On January 20, 2014, in Being a GA/TA, Monday Motivation, Think About It, by gregorynpaziuk

Winter 2014 is the semester of the wise GA/TA. Wisdom, as you know, comes with the experience that leads to good decisions. What no one ever talks about, however, is that experience often comes from colossal failures that we’re careful never to repeat. That’s why the self-review is an important part of developing as an educator and a life-long learner. While it may not be fun to do, jotting down a list of your worst teaching experiences can help you identify areas in your craft that you want to work on.

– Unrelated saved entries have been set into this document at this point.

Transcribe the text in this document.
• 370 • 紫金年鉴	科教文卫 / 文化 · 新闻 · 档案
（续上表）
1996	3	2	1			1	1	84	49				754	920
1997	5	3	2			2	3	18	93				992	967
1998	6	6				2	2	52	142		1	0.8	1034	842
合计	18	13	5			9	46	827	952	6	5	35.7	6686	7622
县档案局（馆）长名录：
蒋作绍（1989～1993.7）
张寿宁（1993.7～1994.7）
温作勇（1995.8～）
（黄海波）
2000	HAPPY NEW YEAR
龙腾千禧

Or maybe you can just use Todd Finley’s list. Two years ago, as part of Edutopia‘s 20th anniversary, the Associate Professor at East Carolina University wrote about his 20 “Biggest Teaching Blunders“. Finley prefaced his list as follows:

We teachers make 0.7 instructional decisions per minute, according to research summaries by Hilda Borko and Richard Shavelson. We make them in contexts that shift from hour to hour in overstuffed portables with finicky projectors, after grading, without enough time to collaborate, without enough information and with too much. We look confident when we’re not, look enthusiastic during second period when demoralized by first. We speed up for the majority when a few need us to slow down. We make decisions about what’s important on festive days and during dark ones, such as 9/11, when raw grief and disorientation filled America’s classrooms like hurricanes of ash.

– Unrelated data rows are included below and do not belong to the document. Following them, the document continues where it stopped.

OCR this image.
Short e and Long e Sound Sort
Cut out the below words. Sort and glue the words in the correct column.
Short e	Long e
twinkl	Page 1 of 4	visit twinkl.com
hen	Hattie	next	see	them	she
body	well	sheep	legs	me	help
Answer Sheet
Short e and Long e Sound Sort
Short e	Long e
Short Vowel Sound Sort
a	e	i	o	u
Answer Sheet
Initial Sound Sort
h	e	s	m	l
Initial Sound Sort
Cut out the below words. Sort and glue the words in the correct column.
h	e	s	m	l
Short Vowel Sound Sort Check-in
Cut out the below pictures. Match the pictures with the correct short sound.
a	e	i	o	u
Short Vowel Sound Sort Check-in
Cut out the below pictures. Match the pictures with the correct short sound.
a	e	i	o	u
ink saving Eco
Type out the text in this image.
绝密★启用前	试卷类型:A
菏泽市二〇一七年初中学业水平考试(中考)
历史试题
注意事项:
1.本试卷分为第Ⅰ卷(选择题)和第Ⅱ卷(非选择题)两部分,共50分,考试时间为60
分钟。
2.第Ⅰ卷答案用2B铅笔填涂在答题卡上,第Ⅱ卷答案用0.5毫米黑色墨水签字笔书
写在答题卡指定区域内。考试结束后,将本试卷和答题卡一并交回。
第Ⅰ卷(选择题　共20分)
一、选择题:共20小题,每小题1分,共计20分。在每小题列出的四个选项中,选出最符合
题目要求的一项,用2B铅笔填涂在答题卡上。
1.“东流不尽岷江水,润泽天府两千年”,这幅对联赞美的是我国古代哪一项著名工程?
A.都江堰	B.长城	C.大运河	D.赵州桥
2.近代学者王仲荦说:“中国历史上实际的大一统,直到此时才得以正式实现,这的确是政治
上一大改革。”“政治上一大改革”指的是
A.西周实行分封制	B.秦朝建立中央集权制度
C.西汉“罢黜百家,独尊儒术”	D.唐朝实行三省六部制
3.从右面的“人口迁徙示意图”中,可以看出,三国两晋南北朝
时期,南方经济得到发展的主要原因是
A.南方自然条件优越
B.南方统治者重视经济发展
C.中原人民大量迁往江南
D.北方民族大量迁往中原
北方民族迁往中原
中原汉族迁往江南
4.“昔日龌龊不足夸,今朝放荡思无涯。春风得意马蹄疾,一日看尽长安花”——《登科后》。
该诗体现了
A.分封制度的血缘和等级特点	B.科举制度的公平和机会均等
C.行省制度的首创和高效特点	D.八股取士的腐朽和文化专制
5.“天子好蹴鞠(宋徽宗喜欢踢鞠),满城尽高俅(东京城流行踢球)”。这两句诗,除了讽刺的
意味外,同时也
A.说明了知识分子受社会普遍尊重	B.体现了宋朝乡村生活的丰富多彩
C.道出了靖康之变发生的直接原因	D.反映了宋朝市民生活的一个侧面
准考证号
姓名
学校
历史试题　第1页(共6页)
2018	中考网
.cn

In honor of Edutopia’s 20th Birthday, here are 20 embarrassing teaching mistakes I’d rather not repeat.

So what kinds of things made it on Finley’s list? We especially like “11. Hiding Ignorance” and “4. Pre-Lesson Agonizing”. You’d also be surprised how important “10. Rejecting Sensible Footwear” can impact your teaching (and how much it gets noticed by your students). See any mistakes on the list that you can identify with?